Tepat jam 7 pagi, Argo Muriaku meninggalkan Stasiun Gambir. Aku duduk di kursi dekat jendela, tempat yang selalu aku idamkan setiap kali naik kereta. Dari sini, pemandangan dunia luar tampak begitu mempesona, seperti lukisan hidup yang berubah setiap detiknya.
Pemandangan perkotaan Jakarta berganti dengan pemukiman warga dan lanskap sawah yang hijau. Tak kalah menariknya, aku bisa melihat laut pesisir utara. Hingga akhirnya Argo Muria tiba di Stasiun Tawang jam 12 siang.
Dari Stasiun Tawang, aku naik bus TransSemarang menuju Terminal Terboyo. Dari terminal aku melanjutkan perjalanan dengan bus antarkota menuju Pati, kampung halamanku.
Hujan turun hampir setiap hari pada bulan Desember dan Januari. Aku lebih banyak menikmati waktu di dalam rumah. Atau sesekali ngobrol dengan para tetangga di warung Bu Lik di depan rumah.
Sore itu, cuaca cukup cerah. Waktu yang tepat untuk keluar rumah, jogging sambil menikmati suasana kota Pati.

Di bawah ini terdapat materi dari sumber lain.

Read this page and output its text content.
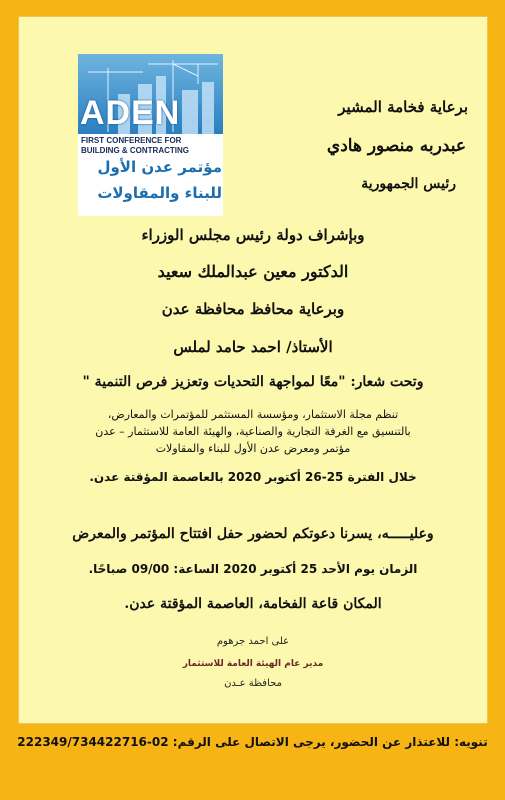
ADEN
FIRST CONFERENCE FOR
BUILDING & CONTRACTING
مؤتمر عدن الأول
للبناء والمقاولات
برعاية فخامة المشير
عبدربه منصور هادي
رئيس الجمهورية
وبإشراف دولة رئيس مجلس الوزراء
الدكتور معين عبدالملك سعيد
وبرعاية محافظ محافظة عدن
الأستاذ/ احمد حامد لملس
وتحت شعار: "معًا لمواجهة التحديات وتعزيز فرص التنمية "
تنظم مجلة الاستثمار، ومؤسسة المستثمر للمؤتمرات والمعارض،
بالتنسيق مع الغرفة التجارية والصناعية، والهيئة العامة للاستثمار – عدن
مؤتمر ومعرض عدن الأول للبناء والمقاولات
خلال الفترة 25-26 أكتوبر 2020 بالعاصمة المؤقتة عدن.
وعليـــــه، يسرنا دعوتكم لحضور حفل افتتاح المؤتمر والمعرض
الزمان يوم الأحد 25 أكتوبر 2020 الساعة: 09/00 صباحًا.
المكان قاعة الفخامة، العاصمة المؤقتة عدن.
على احمد جرهوم
مدير عام الهيئة العامة للاستثمار
محافظة عـدن
تنويه: للاعتذار عن الحضور، يرجى الاتصال على الرقم: 02-222349/734422716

Kupakai sepatuku, lalu beranjak meninggalkan rumah. Kurang dari 10 menit, aku telah tiba di alun-alun kota. Tempat ini sering dipakai oleh warga untuk berolahraga, setiap pagi dan sore.
Aku bersemangat mengelilingi alun-alun. Baru satu putaran, tiba-tiba aku merasakan ada yang aneh di bawah kakiku. Aku menengok ke bawah sambil mengangkat kaki kananku. Wah, sol sepatuku ngelotok!

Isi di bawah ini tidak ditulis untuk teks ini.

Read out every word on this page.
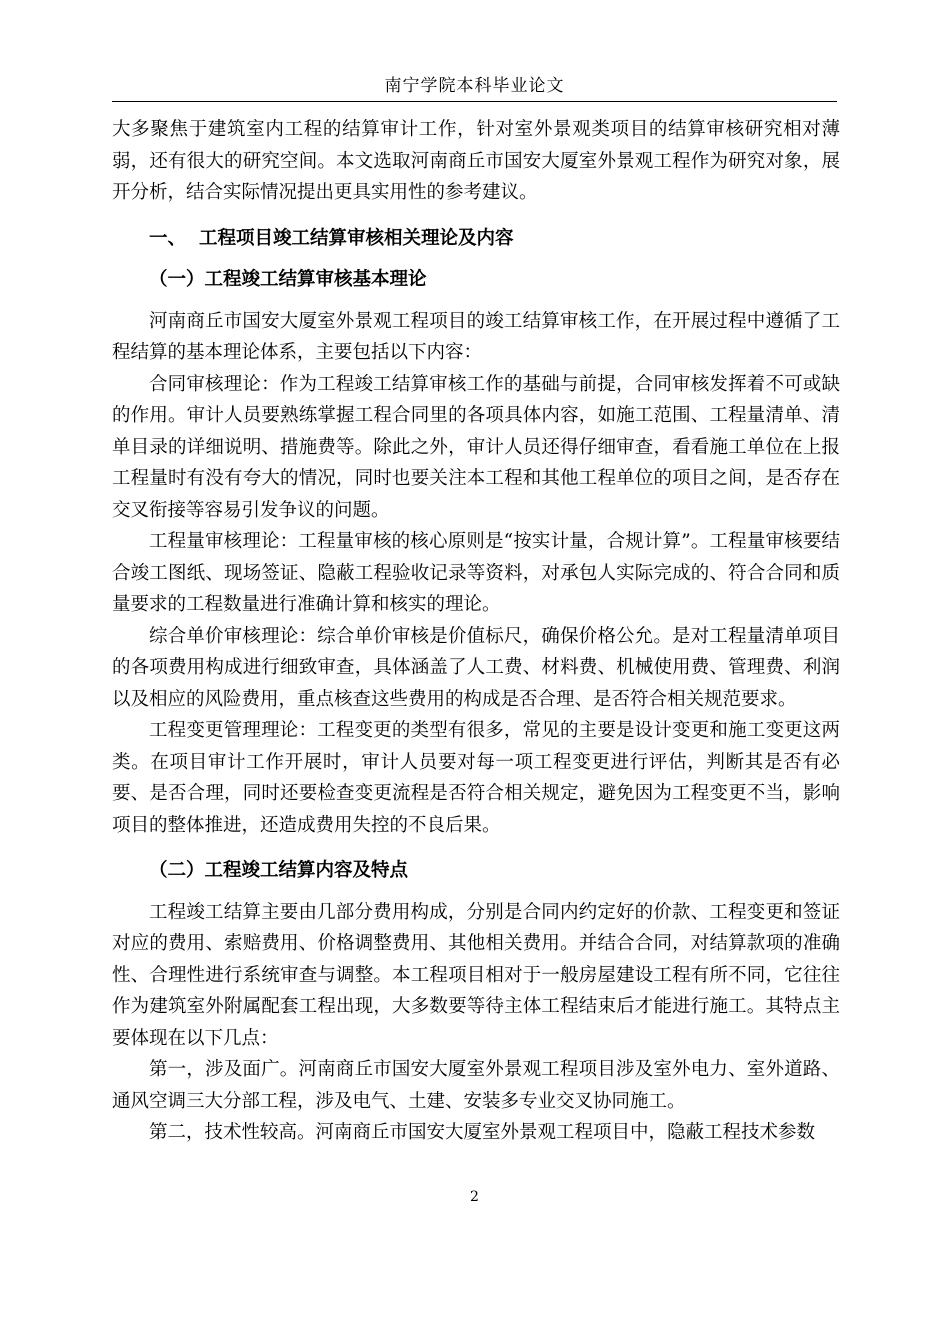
南宁学院本科毕业论文

大多聚焦于建筑室内工程的结算审计工作，针对室外景观类项目的结算审核研究相对薄弱，还有很大的研究空间。本文选取河南商丘市国安大厦室外景观工程作为研究对象，展开分析，结合实际情况提出更具实用性的参考建议。

一、 工程项目竣工结算审核相关理论及内容
（一）工程竣工结算审核基本理论

河南商丘市国安大厦室外景观工程项目的竣工结算审核工作，在开展过程中遵循了工程结算的基本理论体系，主要包括以下内容：

合同审核理论：作为工程竣工结算审核工作的基础与前提，合同审核发挥着不可或缺的作用。审计人员要熟练掌握工程合同里的各项具体内容，如施工范围、工程量清单、清单目录的详细说明、措施费等。除此之外，审计人员还得仔细审查，看看施工单位在上报工程量时有没有夸大的情况，同时也要关注本工程和其他工程单位的项目之间，是否存在交叉衔接等容易引发争议的问题。

工程量审核理论：工程量审核的核心原则是“按实计量，合规计算”。工程量审核要结合竣工图纸、现场签证、隐蔽工程验收记录等资料，对承包人实际完成的、符合合同和质量要求的工程数量进行准确计算和核实的理论。

综合单价审核理论：综合单价审核是价值标尺，确保价格公允。是对工程量清单项目的各项费用构成进行细致审查，具体涵盖了人工费、材料费、机械使用费、管理费、利润以及相应的风险费用，重点核查这些费用的构成是否合理、是否符合相关规范要求。

工程变更管理理论：工程变更的类型有很多，常见的主要是设计变更和施工变更这两类。在项目审计工作开展时，审计人员要对每一项工程变更进行评估，判断其是否有必要、是否合理，同时还要检查变更流程是否符合相关规定，避免因为工程变更不当，影响项目的整体推进，还造成费用失控的不良后果。

（二）工程竣工结算内容及特点

工程竣工结算主要由几部分费用构成，分别是合同内约定好的价款、工程变更和签证对应的费用、索赔费用、价格调整费用、其他相关费用。并结合合同，对结算款项的准确性、合理性进行系统审查与调整。本工程项目相对于一般房屋建设工程有所不同，它往往作为建筑室外附属配套工程出现，大多数要等待主体工程结束后才能进行施工。其特点主要体现在以下几点：

第一，涉及面广。河南商丘市国安大厦室外景观工程项目涉及室外电力、室外道路、通风空调三大分部工程，涉及电气、土建、安装多专业交叉协同施工。

第二，技术性较高。河南商丘市国安大厦室外景观工程项目中，隐蔽工程技术参数

2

Aku menghela napas panjang. Rencana untuk menyelesaikan jogging hari itu sepertinya terganggu.
Dengan sepatu yang rusak, aku berjalan pulang sambil tetap menikmati suasana sore. Kebetulan ada dua kedai kopi yang baru buka. Saat mudik lebaran sebelumnya, kedua tempat ini belum ada. Menariknya, kedua tempat ngopi ini menggunakan nama kopi klotok.